Will there be more Offspring? “Never say never…” say producers.
There are cost challenges facing an Offspring renewal, but producers remain optimistic for more.
In 2012 TEN renewed the show for two more seasons, a rarity in the drama landscape.
With the series final now just 6 weeks away, the show is still one of the network’s best performers.
TV Tonight asked producer John Edwards if fans can look forward to more?
“I don’t know. We don’t have an absolute view on it at all. I think the show is going extremely well,” he said.
“But there are all sorts of problems. It costs 30% more because we’re over 65 episodes.

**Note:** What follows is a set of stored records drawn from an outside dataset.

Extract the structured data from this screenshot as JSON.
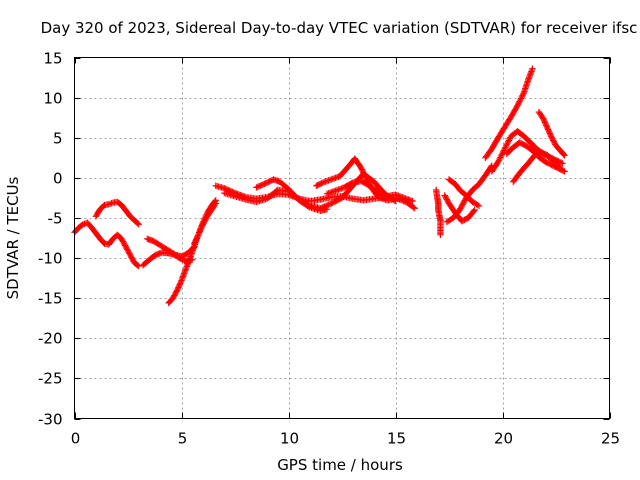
{
  "chart_data": {
    "type": "scatter",
    "title": "Day 320 of 2023, Sidereal Day-to-day VTEC variation (SDTVAR) for receiver ifsc",
    "xlabel": "GPS time / hours",
    "ylabel": "SDTVAR / TECUs",
    "xlim": [
      0,
      25
    ],
    "ylim": [
      -30,
      15
    ],
    "xticks": [
      0,
      5,
      10,
      15,
      20,
      25
    ],
    "yticks": [
      -30,
      -25,
      -20,
      -15,
      -10,
      -5,
      0,
      5,
      10,
      15
    ],
    "xtick_labels": [
      "0",
      "5",
      "10",
      "15",
      "20",
      "25"
    ],
    "ytick_labels": [
      "-30",
      "-25",
      "-20",
      "-15",
      "-10",
      "-5",
      "0",
      "5",
      "10",
      "15"
    ],
    "grid": true,
    "marker": "plus",
    "series_color": "#ff0000",
    "series": [
      {
        "name": "trace-1",
        "x": [
          0.0,
          0.2,
          0.4,
          0.6,
          0.8,
          1.0,
          1.2,
          1.4,
          1.6,
          1.8,
          2.0,
          2.2,
          2.4,
          2.6,
          2.8,
          3.0
        ],
        "y": [
          -6.8,
          -6.2,
          -5.8,
          -5.6,
          -6.2,
          -6.9,
          -7.6,
          -8.2,
          -8.3,
          -7.6,
          -7.1,
          -7.6,
          -8.6,
          -9.6,
          -10.6,
          -11.0
        ]
      },
      {
        "name": "trace-2",
        "x": [
          1.0,
          1.2,
          1.4,
          1.6,
          1.8,
          2.0,
          2.2,
          2.4,
          2.6,
          2.8,
          3.0
        ],
        "y": [
          -4.8,
          -3.9,
          -3.4,
          -3.3,
          -3.1,
          -3.0,
          -3.4,
          -4.1,
          -4.8,
          -5.3,
          -5.8
        ]
      },
      {
        "name": "trace-3",
        "x": [
          3.2,
          3.5,
          3.8,
          4.1,
          4.4,
          4.7,
          5.0,
          5.3,
          5.6
        ],
        "y": [
          -10.9,
          -10.2,
          -9.6,
          -9.3,
          -9.4,
          -9.6,
          -9.8,
          -9.4,
          -8.6
        ]
      },
      {
        "name": "trace-4",
        "x": [
          3.4,
          3.7,
          4.0,
          4.3,
          4.6,
          4.9,
          5.2,
          5.5
        ],
        "y": [
          -7.6,
          -7.9,
          -8.4,
          -8.9,
          -9.4,
          -10.0,
          -10.4,
          -10.2
        ]
      },
      {
        "name": "trace-5",
        "x": [
          4.4,
          4.6,
          4.8,
          5.0,
          5.2,
          5.4,
          5.6,
          5.8,
          6.0,
          6.2,
          6.4,
          6.6
        ],
        "y": [
          -15.6,
          -15.0,
          -14.0,
          -12.8,
          -11.4,
          -10.0,
          -8.5,
          -7.0,
          -5.6,
          -4.4,
          -3.5,
          -2.8
        ]
      },
      {
        "name": "trace-6",
        "x": [
          5.6,
          5.8,
          6.0,
          6.2,
          6.4,
          6.6
        ],
        "y": [
          -8.2,
          -7.0,
          -5.8,
          -4.8,
          -4.0,
          -3.2
        ]
      },
      {
        "name": "trace-7",
        "x": [
          6.6,
          7.0,
          7.5,
          8.0,
          8.5,
          9.0,
          9.5,
          10.0,
          10.5,
          11.0,
          11.5,
          12.0,
          12.5,
          13.0,
          13.5,
          14.0,
          14.5,
          15.0,
          15.5,
          15.9
        ],
        "y": [
          -1.0,
          -1.3,
          -1.9,
          -2.4,
          -2.6,
          -2.4,
          -2.0,
          -2.1,
          -2.6,
          -2.9,
          -2.7,
          -2.4,
          -2.3,
          -2.6,
          -2.8,
          -2.6,
          -2.4,
          -2.5,
          -3.0,
          -3.8
        ]
      },
      {
        "name": "trace-8",
        "x": [
          7.0,
          7.5,
          8.0,
          8.5,
          9.0,
          9.5,
          10.0,
          10.5,
          11.0,
          11.5,
          12.0,
          12.5,
          13.0,
          13.5,
          14.0,
          14.5,
          15.0
        ],
        "y": [
          -1.9,
          -2.3,
          -2.7,
          -3.0,
          -2.6,
          -1.5,
          -1.7,
          -2.7,
          -3.4,
          -3.8,
          -3.2,
          -2.5,
          -1.0,
          0.5,
          -0.5,
          -2.0,
          -2.9
        ]
      },
      {
        "name": "trace-9",
        "x": [
          8.5,
          9.0,
          9.3,
          9.6,
          10.0,
          10.5,
          11.0,
          11.5,
          11.8
        ],
        "y": [
          -1.2,
          -0.6,
          -0.2,
          -0.5,
          -1.4,
          -2.8,
          -3.7,
          -4.1,
          -3.9
        ]
      },
      {
        "name": "trace-10",
        "x": [
          11.3,
          11.6,
          12.0,
          12.4,
          12.8,
          13.1,
          13.4,
          13.8,
          14.2,
          14.6,
          15.0
        ],
        "y": [
          -1.0,
          -0.6,
          -0.2,
          0.2,
          1.4,
          2.4,
          1.2,
          -1.0,
          -2.4,
          -2.8,
          -2.6
        ]
      },
      {
        "name": "trace-11",
        "x": [
          11.8,
          12.2,
          12.6,
          13.0,
          13.4,
          13.8,
          14.2,
          14.6,
          15.0,
          15.4,
          15.8
        ],
        "y": [
          -2.0,
          -1.6,
          -1.2,
          -0.6,
          -0.4,
          -1.0,
          -1.8,
          -2.3,
          -2.1,
          -2.5,
          -2.9
        ]
      },
      {
        "name": "trace-12",
        "x": [
          16.9,
          16.95,
          17.0,
          17.0,
          17.05,
          17.1,
          17.1
        ],
        "y": [
          -1.5,
          -2.4,
          -3.2,
          -4.0,
          -4.7,
          -5.3,
          -7.1
        ]
      },
      {
        "name": "trace-13",
        "x": [
          17.3,
          17.5,
          17.8,
          18.1,
          18.4,
          18.7
        ],
        "y": [
          -2.2,
          -3.2,
          -4.4,
          -5.4,
          -5.0,
          -4.0
        ]
      },
      {
        "name": "trace-14",
        "x": [
          17.4,
          17.7,
          18.0,
          18.3,
          18.6,
          18.9,
          19.2,
          19.5
        ],
        "y": [
          -5.5,
          -5.0,
          -4.0,
          -2.5,
          -1.5,
          -0.8,
          0.3,
          1.5
        ]
      },
      {
        "name": "trace-15",
        "x": [
          17.5,
          17.8,
          18.0,
          18.3,
          18.6,
          18.9
        ],
        "y": [
          -0.2,
          -0.8,
          -1.5,
          -2.2,
          -3.0,
          -3.5
        ]
      },
      {
        "name": "trace-16",
        "x": [
          19.2,
          19.5,
          19.8,
          20.1,
          20.4,
          20.7,
          21.0,
          21.2,
          21.4
        ],
        "y": [
          2.5,
          3.6,
          5.0,
          6.3,
          7.6,
          9.0,
          10.6,
          12.2,
          13.6
        ]
      },
      {
        "name": "trace-17",
        "x": [
          19.5,
          19.8,
          20.1,
          20.4,
          20.7,
          21.0,
          21.3,
          21.6,
          21.9,
          22.2,
          22.5,
          22.8
        ],
        "y": [
          0.8,
          2.0,
          3.6,
          5.2,
          5.8,
          5.2,
          4.4,
          3.6,
          3.0,
          2.6,
          2.2,
          1.8
        ]
      },
      {
        "name": "trace-18",
        "x": [
          20.2,
          20.5,
          20.8,
          21.1,
          21.4,
          21.7,
          22.0,
          22.3,
          22.6,
          22.9
        ],
        "y": [
          3.0,
          3.8,
          4.4,
          4.0,
          3.4,
          2.6,
          2.0,
          1.6,
          1.2,
          0.8
        ]
      },
      {
        "name": "trace-19",
        "x": [
          20.5,
          20.8,
          21.2,
          21.5,
          21.8,
          22.1,
          22.4,
          22.7
        ],
        "y": [
          -0.5,
          0.6,
          1.8,
          2.8,
          3.2,
          2.8,
          2.0,
          1.2
        ]
      },
      {
        "name": "trace-20",
        "x": [
          21.7,
          21.9,
          22.1,
          22.3,
          22.5,
          22.7,
          22.9
        ],
        "y": [
          8.2,
          7.4,
          6.2,
          5.0,
          4.0,
          3.4,
          2.8
        ]
      }
    ]
  }
}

“So it (costs more) already and there are up lifts on the cast. There are significant difficulties and there are scheduling difficulties because we’re doing things.
“But never say never.”
At 65 episodes Offspring is no longer eligible for a Tax Rebate on its costs –a number that also saw Rush, Sea Patrol and Dance Academy take their leave.

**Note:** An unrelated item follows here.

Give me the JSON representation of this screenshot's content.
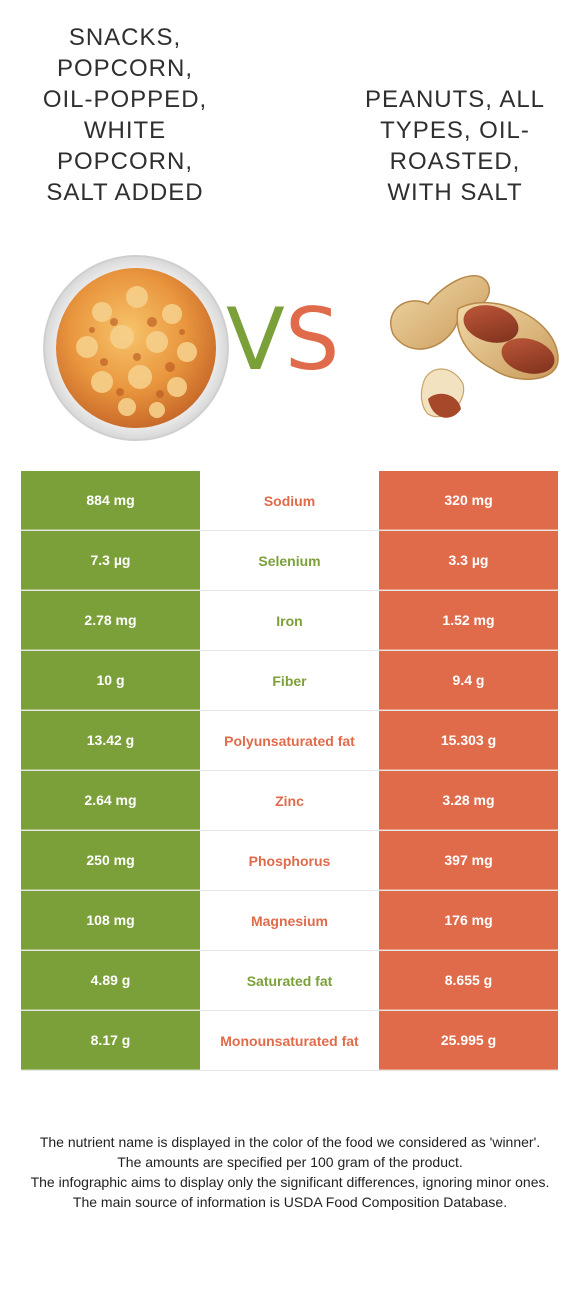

Puberty Blues is also yet to have a third season greenlit while writer Tony McNamara is directing his own film in the US.
Edwards explains that Offspring’s season final offers a natural season conclusion but not necessarily the last word on Nina Proudman.
“There’s a completion, and we would have done more Puberty Blues if we were in a position to, but the Tony thing has put a temporary kibosh on that,” he explained.
Meanwhile Edwards is busy with his massive Gallipoli series for Nine while co-producer Imogen Banks is overseeing the 6 part political romance Party Tricks for TEN with Asher Keddie and Rodger Corser.
“If it works we’d aim to do 10 next year and there’s no reason, I would have thought, not to. Nobody’s done a show in that area and had it work before,” Edwards says.
“Rodger Corser and Asher are just dynamite together.”
While Edwards has been prolific with recent titles including Howzat, Beaconsfield, Tangle and Paper Giants, he concedes short-run dramas are not his preferred medium.
“I would still like to be doing longer stuff with slightly different aims,” he acknowledges.
“Things ebb and flow and at the moment we’re seeing all these short-running series, but I don’t think that’s sustainable because out of necessity you have Australian show up against Australian show and we’re cannibalising ourselves, spreading our resources too thin. I don’t think it’s the most rational way of being.
“Frankly, I’d like to be doing a long-running show.
“Everybody thinks (short-run) are more fun and artistically more gratifying. Bullshit. I don’t find them so. I enjoyed doing 22 parts of Rush and 22 parts of Secret Life. The only reason we did 8 and 10 at a time of Love My Way is that was all the money they had.
“With Offspring 13 a year is fine, but 22 is better. That’s what I really regard the real thing as being.”